**L'IA dans le voyage : une tendance croissante**
L'industrie du voyage adopte rapidement l'intelligence artificielle (IA), des premières recherches d'itinéraires aux opérations en temps réel dans les aéroports et les cockpits. Une étude récente d'Amadeus, « Global Mobility Trends Decoded, Traveler Insights 2026 », révèle que 68% des voyageurs sont prêts à utiliser des assistants de voyage basés sur l'IA pour des suggestions d'itinéraires et des réservations, dont 33% « très susceptibles » de le faire. Seuls 13% se montrent réticents, confirmant l'intégration rapide de l'IA dans les habitudes de voyage. Cette ouverture s'étend à l'ensemble du parcours : plus de 80% apprécient les recommandations personnalisées avant et pendant le voyage, et près de 80% valorisent l'assistance après le séjour, comme des offres de fidélité ciblées. « L'IA redéfinit les attentes des voyageurs plus rapidement que toute autre tendance, en particulier dans le domaine de la mobilité », constate Peter Altmann, vice-président Mobilité et Protection Voyage chez Amadeus.

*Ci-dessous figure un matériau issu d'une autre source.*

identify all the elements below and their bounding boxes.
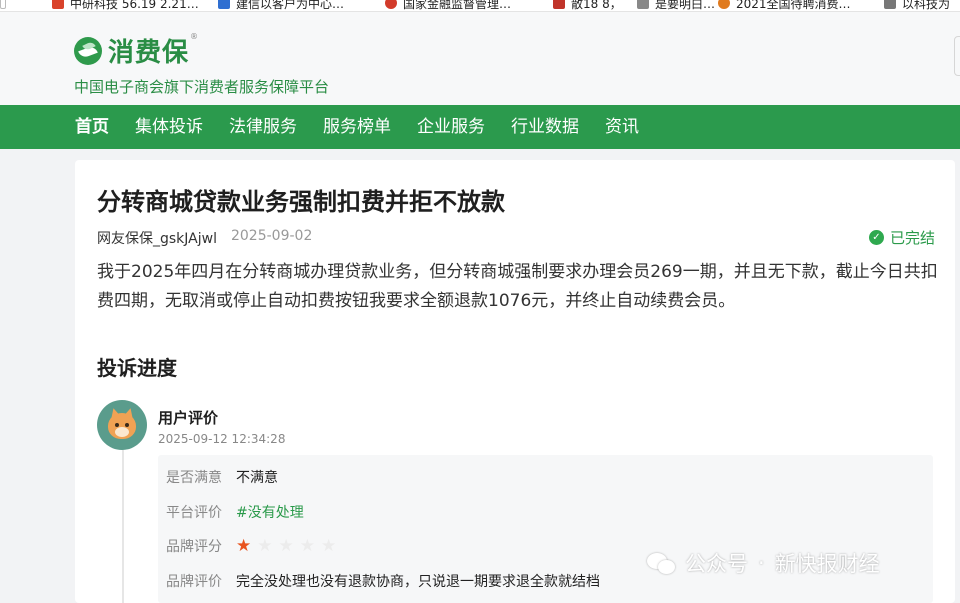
evaluation-time: 2025-09-12 12:34:28	[158, 432, 286, 446]
header-side-button[interactable]	[954, 36, 960, 76]
star-icon: ★	[321, 536, 337, 556]
nav-item-legal-services[interactable]: 法律服务	[229, 105, 297, 149]
bookmarks-bar: 中研科技 56.19 2.21… 建信以客户为中心… 国家金融监督管理… 散18…	[0, 0, 960, 12]
bookmark-label: 建信以客户为中心…	[236, 0, 345, 11]
platform-label: 平台评价	[166, 505, 222, 521]
bookmark-edge-icon	[0, 0, 6, 9]
complaint-content: 我于2025年四月在分转商城办理贷款业务，但分转商城强制要求办理会员269一期，…	[97, 262, 938, 311]
nav-item-home[interactable]: 首页	[75, 105, 109, 149]
bookmark-item[interactable]: 是要明白…	[637, 0, 716, 11]
bookmark-label: 中研科技 56.19 2.21…	[70, 0, 199, 11]
nav-item-news[interactable]: 资讯	[605, 105, 639, 149]
star-icon: ★	[299, 536, 315, 556]
brand-review-label: 品牌评价	[166, 574, 222, 590]
complaint-title: 分转商城贷款业务强制扣费并拒不放款	[97, 188, 505, 216]
nav-item-group-complaints[interactable]: 集体投诉	[135, 105, 203, 149]
bookmark-label: 以科技为	[902, 0, 951, 11]
progress-section-title: 投诉进度	[97, 356, 177, 380]
bookmark-item[interactable]: 中研科技 56.19 2.21…	[52, 0, 199, 11]
site-slogan: 中国电子商会旗下消费者服务保障平台	[74, 78, 330, 96]
site-logo[interactable]: 消费保 ®	[74, 32, 198, 69]
registered-mark: ®	[190, 32, 199, 41]
main-nav: 首页 集体投诉 法律服务 服务榜单 企业服务 行业数据 资讯	[0, 105, 960, 149]
platform-row: 平台评价 #没有处理	[166, 502, 304, 522]
star-icon: ★	[236, 536, 252, 556]
watermark: 公众号 · 新快报财经	[647, 548, 880, 578]
nav-item-industry-data[interactable]: 行业数据	[511, 105, 579, 149]
satisfied-label: 是否满意	[166, 470, 222, 486]
bookmark-item[interactable]: 国家金融监督管理…	[385, 0, 512, 11]
complaint-user[interactable]: 网友保保_gskJAjwl	[97, 228, 217, 248]
orange-bookmark-icon	[718, 0, 730, 9]
leaf-logo-icon	[74, 36, 102, 65]
bank-bookmark-icon	[553, 0, 565, 9]
wechat-icon	[647, 550, 677, 576]
bookmark-label: 2021全国待聘消费…	[736, 0, 851, 11]
evaluation-box: 是否满意 不满意 平台评价 #没有处理 品牌评分 ★ ★ ★ ★ ★ 品牌评价 完全没处…	[158, 455, 933, 603]
complaint-meta: 网友保保_gskJAjwl 2025-09-02	[97, 228, 312, 248]
avatar	[97, 400, 147, 450]
brand-score-label: 品牌评分	[166, 539, 222, 555]
satisfied-value: 不满意	[236, 470, 278, 486]
bookmark-item[interactable]: 2021全国待聘消费…	[718, 0, 851, 11]
watermark-separator: ·	[758, 551, 765, 575]
star-rating: ★ ★ ★ ★ ★	[236, 536, 342, 556]
logo-text: 消费保	[108, 38, 190, 68]
bookmark-item[interactable]: 散18 8，	[553, 0, 622, 11]
brand-score-row: 品牌评分 ★ ★ ★ ★ ★	[166, 536, 342, 556]
complaint-date: 2025-09-02	[230, 228, 313, 244]
bookmark-label: 散18 8，	[571, 0, 622, 11]
status-label: 已完结	[889, 229, 935, 247]
gray-bookmark-icon	[884, 0, 896, 9]
cat-eye-icon	[115, 423, 119, 427]
status-badge: ✓ 已完结	[868, 227, 935, 248]
star-icon: ★	[278, 536, 294, 556]
watermark-prefix: 公众号	[685, 552, 748, 576]
bookmark-item[interactable]	[0, 0, 12, 11]
complaint-card: 分转商城贷款业务强制扣费并拒不放款 网友保保_gskJAjwl 2025-09-…	[75, 160, 955, 603]
blue-bookmark-icon	[218, 0, 230, 9]
brand-review-value: 完全没处理也没有退款协商，只说退一期要求退全款就结档	[236, 574, 600, 590]
satisfied-row: 是否满意 不满意	[166, 467, 278, 487]
star-icon: ★	[257, 536, 273, 556]
cat-eye-icon	[125, 423, 129, 427]
platform-value[interactable]: #没有处理	[236, 502, 304, 522]
nav-item-enterprise-services[interactable]: 企业服务	[417, 105, 485, 149]
brand-review-row: 品牌评价 完全没处理也没有退款协商，只说退一期要求退全款就结档	[166, 571, 600, 591]
nav-item-service-rankings[interactable]: 服务榜单	[323, 105, 391, 149]
site-header: 消费保 ® 中国电子商会旗下消费者服务保障平台	[0, 12, 960, 105]
emblem-bookmark-icon	[385, 0, 397, 9]
gray-bookmark-icon	[637, 0, 649, 9]
bookmark-label: 国家金融监督管理…	[403, 0, 512, 11]
bookmark-item[interactable]: 建信以客户为中心…	[218, 0, 345, 11]
evaluation-title: 用户评价	[158, 409, 219, 427]
bookmark-item[interactable]: 以科技为	[884, 0, 951, 11]
timeline-line	[122, 448, 124, 603]
watermark-name: 新快报财经	[774, 552, 880, 576]
red-bookmark-icon	[52, 0, 64, 9]
bookmark-label: 是要明白…	[655, 0, 716, 11]
cat-muzzle-icon	[115, 427, 129, 437]
check-circle-icon: ✓	[868, 230, 884, 245]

**Partage de données pour la personnalisation**
Pour obtenir ces expériences sur mesure, les voyageurs acceptent de plus en plus de partager leurs données personnelles. Près de la moitié (47%) fourniraient leur permis de conduire à l'avance pour accélérer la location de voiture, tandis que 42% partageraient les détails de leur voyage et 40% leurs informations de passeport ou de carte d'identité pour gagner en efficacité. En France, cette tendance est encore plus marquée : 92% sont prêts à partager leurs données personnelles avec l'IA pour éviter les files, et 95% réservent des services additionnels au-delà de la location de voiture, le plus souvent un hébergement et des vols. La demande pour une expérience « de porte à porte » inclut la billetterie unifiée et des recommandations d'itinéraires personnalisées en temps réel. Les grands acteurs comme Amadeus, Expedia et SITA multiplient les lancements de solutions IA dans les hôtels, les plateformes de distribution et les opérations aériennes.
**Innovations de l'industrie**
Amadeus élargit sa stratégie IA dans l'hôtellerie avec des outils pour aider les hôtels à capter la demande sur les canaux IA émergents et Amadeus Max, une plateforme d'assistance IA optimisant les flux de travail. Il lance également Performance Manager – AI Search pour améliorer la visibilité des hôtels dans les résultats générés par l'IA, ainsi qu'un assistant de réservation IA pour les sites iHotelier. Expedia Group B2B présente l'Intelligent Experience Platform, un ensemble d'outils IA modulables pour créer des expériences de voyage complètes via une seule connexion, avec de nouvelles API de merchandising et un portail publicitaire enrichi par l'IA. SITA met en avant OptiFlight, qui utilise le machine learning et des jumeaux numériques pour recommander aux pilotes des profils de montée et de croisière économes en carburant. Il déploie aussi des outils de gestion aéroportuaire totale basés sur l'IA à Toronto Pearson et Abu Dhabi, ainsi que WorldTracer Auto Reflight pour le réacheminement automatisé des bagages. SITA souligne que son Maestro DCS est resté opérationnel lors d'une panne logicielle mondiale, et a fourni un soutien 24h/24 et une gestion automatisée des incidents pendant le Hadj 2025.
**L'élément humain perdure**
Malgré ces avancées, le contact humain reste crucial. « Pourquoi investir dans des agences physiques à l'heure d'Internet et de l'IA ? Parce que notre clientèle a besoin de contact humain, tout simplement », explique Philippe Taïeb, président de l'agence de voyages Jancarthier. Il souligne que les vacances sont des « moments sacrés »—anniversaires, voyages de noces, enterrements de vie de jeune fille—où les clients veulent être rassurés et ne peuvent pas se permettre d'erreurs. Les événements géopolitiques comme la pandémie et les guerres ont montré à quel point la présence humaine est indispensable. Pour les élèves ATPL et ATC, cela signifie que si l'IA gère les tâches de routine, les professionnels doivent exceller dans la gestion de crise, l'empathie et la prise de décision—des compétences qu'aucun algorithme ne peut remplacer.